Cuando estos indios Querandís van tierra adentro, durante el verano, sucede que muchas veces
encuentran seco el país en treinta leguas a la redonda y no encuentran agua alguna para beber; y
cuando cogen a flechazos un venado u otro animal salvaje, juntan la sangre y se la beben. También en
algunos casos buscan una raíz que llaman cardo, y entonces la comen por la sed.

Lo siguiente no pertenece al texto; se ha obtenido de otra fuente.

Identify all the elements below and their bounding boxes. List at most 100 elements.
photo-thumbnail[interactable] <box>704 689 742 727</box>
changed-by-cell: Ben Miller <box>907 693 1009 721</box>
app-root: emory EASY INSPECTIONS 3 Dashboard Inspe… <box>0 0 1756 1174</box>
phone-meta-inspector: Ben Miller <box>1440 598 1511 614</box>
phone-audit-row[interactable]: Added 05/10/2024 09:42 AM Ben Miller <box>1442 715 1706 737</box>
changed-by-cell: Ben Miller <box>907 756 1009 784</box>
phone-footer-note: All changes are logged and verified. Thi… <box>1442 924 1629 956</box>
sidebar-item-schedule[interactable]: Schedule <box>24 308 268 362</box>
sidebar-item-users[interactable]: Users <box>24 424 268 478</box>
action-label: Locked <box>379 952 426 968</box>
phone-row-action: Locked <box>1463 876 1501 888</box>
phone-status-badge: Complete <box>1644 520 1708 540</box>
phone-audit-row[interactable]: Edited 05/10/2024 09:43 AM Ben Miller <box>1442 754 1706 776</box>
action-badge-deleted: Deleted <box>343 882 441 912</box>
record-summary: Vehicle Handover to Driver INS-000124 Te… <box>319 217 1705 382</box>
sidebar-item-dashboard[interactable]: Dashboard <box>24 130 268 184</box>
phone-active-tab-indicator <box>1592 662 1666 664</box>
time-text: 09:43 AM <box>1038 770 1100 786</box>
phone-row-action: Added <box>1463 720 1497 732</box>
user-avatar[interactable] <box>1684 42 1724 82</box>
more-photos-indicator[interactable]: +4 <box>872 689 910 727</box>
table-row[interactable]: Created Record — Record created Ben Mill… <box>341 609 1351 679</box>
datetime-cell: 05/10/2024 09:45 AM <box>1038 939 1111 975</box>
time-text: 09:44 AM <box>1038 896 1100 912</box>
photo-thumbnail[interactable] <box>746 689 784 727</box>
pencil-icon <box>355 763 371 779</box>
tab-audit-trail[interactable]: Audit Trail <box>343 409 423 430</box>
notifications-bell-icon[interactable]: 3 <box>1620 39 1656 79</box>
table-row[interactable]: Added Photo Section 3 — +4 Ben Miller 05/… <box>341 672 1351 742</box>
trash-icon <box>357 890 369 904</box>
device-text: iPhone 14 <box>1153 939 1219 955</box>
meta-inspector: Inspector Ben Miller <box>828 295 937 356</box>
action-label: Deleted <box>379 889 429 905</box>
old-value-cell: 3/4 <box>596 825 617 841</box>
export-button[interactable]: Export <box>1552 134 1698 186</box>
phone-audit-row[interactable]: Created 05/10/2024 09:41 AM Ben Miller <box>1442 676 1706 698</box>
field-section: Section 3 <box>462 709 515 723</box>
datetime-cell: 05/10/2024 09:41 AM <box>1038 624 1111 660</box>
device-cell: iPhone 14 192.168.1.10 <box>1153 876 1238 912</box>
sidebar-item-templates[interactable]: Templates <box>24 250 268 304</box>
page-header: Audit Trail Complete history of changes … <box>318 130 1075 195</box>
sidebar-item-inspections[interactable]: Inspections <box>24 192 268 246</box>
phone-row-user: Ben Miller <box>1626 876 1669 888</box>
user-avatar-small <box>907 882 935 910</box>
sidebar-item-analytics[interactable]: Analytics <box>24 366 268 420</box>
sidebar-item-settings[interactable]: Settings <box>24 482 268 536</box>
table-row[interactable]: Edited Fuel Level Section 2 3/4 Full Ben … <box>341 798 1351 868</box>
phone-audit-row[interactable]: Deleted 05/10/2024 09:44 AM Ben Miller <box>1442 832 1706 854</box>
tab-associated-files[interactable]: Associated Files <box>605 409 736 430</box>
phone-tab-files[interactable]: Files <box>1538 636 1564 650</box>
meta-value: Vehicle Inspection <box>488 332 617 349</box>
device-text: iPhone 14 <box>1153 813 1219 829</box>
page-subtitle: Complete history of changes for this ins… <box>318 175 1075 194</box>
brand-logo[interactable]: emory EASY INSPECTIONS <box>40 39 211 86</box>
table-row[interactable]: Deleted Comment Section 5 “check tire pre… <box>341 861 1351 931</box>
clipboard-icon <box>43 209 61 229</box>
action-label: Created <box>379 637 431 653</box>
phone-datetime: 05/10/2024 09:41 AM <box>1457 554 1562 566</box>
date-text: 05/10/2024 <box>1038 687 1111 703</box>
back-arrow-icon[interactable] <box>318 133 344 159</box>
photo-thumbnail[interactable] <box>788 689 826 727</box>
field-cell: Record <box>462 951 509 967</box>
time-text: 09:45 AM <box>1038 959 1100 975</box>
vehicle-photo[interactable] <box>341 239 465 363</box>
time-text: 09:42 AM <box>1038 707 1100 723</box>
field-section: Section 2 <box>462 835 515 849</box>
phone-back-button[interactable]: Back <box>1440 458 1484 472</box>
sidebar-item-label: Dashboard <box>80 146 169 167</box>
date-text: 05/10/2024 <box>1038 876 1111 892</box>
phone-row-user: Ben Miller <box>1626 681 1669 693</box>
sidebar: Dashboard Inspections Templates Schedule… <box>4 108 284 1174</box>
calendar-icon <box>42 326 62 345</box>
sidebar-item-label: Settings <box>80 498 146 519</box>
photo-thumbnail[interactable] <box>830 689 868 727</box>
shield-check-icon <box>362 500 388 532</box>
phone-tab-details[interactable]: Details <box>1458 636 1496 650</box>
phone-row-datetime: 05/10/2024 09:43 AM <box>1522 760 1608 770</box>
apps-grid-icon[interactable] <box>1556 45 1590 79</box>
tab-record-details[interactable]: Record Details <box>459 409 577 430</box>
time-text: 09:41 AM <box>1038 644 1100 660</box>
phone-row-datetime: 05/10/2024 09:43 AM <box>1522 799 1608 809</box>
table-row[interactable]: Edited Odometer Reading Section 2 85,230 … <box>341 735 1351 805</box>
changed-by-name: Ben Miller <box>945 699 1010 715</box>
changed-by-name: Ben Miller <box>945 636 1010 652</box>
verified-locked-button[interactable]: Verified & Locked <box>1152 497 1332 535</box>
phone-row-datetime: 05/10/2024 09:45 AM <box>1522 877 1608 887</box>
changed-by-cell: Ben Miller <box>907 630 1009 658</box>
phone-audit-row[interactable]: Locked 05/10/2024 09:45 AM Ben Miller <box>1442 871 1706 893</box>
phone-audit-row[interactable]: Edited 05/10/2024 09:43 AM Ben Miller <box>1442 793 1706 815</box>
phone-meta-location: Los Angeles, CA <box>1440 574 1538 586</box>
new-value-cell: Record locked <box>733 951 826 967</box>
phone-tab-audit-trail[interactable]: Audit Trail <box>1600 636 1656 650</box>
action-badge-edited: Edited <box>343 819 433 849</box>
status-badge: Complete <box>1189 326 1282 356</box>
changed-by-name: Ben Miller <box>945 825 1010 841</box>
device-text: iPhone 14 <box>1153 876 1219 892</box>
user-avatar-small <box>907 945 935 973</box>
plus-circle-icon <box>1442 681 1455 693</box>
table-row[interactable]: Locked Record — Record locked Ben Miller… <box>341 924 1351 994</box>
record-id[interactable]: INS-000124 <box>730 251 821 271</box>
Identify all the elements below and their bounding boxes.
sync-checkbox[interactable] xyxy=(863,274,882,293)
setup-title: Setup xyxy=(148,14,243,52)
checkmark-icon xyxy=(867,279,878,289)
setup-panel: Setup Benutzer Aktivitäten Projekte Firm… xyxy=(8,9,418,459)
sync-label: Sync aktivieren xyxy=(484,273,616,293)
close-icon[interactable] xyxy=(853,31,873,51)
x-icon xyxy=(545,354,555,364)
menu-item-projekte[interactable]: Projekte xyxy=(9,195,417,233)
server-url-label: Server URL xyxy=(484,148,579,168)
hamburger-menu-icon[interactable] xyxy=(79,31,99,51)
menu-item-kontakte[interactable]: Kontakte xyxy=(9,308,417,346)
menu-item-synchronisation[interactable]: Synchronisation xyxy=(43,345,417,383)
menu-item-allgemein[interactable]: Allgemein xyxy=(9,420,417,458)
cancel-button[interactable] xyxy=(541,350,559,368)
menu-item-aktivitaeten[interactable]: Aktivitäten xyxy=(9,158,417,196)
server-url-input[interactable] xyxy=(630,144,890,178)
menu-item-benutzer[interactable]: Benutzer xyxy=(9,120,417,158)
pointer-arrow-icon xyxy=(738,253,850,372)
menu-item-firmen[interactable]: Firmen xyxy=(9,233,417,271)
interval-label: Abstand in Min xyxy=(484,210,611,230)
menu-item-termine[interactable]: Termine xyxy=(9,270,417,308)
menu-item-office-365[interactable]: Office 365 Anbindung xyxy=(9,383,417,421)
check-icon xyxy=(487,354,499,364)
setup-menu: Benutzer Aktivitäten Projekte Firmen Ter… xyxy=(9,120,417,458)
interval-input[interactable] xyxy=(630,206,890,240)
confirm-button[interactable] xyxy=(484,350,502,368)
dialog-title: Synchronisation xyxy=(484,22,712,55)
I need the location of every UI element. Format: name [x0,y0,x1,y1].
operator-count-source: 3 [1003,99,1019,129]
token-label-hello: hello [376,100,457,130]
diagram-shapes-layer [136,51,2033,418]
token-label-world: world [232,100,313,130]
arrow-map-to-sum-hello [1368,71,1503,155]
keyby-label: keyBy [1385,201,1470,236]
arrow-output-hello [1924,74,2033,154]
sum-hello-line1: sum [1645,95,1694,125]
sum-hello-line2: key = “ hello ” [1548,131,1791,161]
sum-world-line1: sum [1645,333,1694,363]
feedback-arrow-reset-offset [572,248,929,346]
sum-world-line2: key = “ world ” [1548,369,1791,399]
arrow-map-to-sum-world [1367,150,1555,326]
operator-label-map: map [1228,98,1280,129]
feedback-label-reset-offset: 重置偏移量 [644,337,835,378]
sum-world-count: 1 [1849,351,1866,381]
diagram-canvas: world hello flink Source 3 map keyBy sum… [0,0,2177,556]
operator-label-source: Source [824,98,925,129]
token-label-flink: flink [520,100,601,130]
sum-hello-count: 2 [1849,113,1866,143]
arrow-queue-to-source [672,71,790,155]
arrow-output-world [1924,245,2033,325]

Cuando los dichos Querandís están por morirse de sed y no encuentran agua en el lugar, sólo entonces
beben esa sangre. Si acaso alguien piensa que la beben diariamente, se equivoca: esto no lo hacen y
así lo dejo dicho en forma clara.

Los susodichos Querandís nos trajeron alimentos diariamente a nuestro campamento, durante catorce
días, y compartieron con nosotros su escasez en pescado y carne, y solamente un día dejaron de venir.
Entonces nuestro capitán don Pedro Mendoza envió enseguida un alcalde de nombre Juan Pavón, y con
él dos soldados, al lugar donde estaban los indios, que quedaba a unas cuatro leguas de nuestro
campamento. Cuando llegaron donde aquellos estaban, el alcalde y los soldados se condujeron de tal
modo que los indios los molieron a palos y después los dejaron volver a nuestro campamento. Cuando
dicho alcalde volvió a campamento, tanto dijo y tanto hizo, que el capitán don Pedro Mendoza envió a su
hermano carnal don Jorge Mendoza con trescientos lansquenetes y treinta jinetes bien pertrechados; yo
estuve en ese asunto. Dispuso y mandó nuestro capitán general don Pedro Mendoza que su hermano
don Diego Mendoza, juntamente con nosotros, matara, destruyera y cautivara a los nombrados
Querandís, ocupando el lugar donde éstos estaban. Cuando allí llegamos, los indios eran unos cuatro
mil, pues habían convocado a sus amigos. Y cuando quisimos atacarlos, se defendieron de tal manera
que nos dieron bastante que hacer; mataron a nuestro capitán don Diego Mendoza y a seis caballeros;
también mataron a flechazos alrededor de veinte soldados de infantería. Pero del lado de los indios
murieron como mil hombres, más bien más que menos. Los indios se defendieron muy valientemente
contra nosotros, como bien lo experimentamos en propia carne.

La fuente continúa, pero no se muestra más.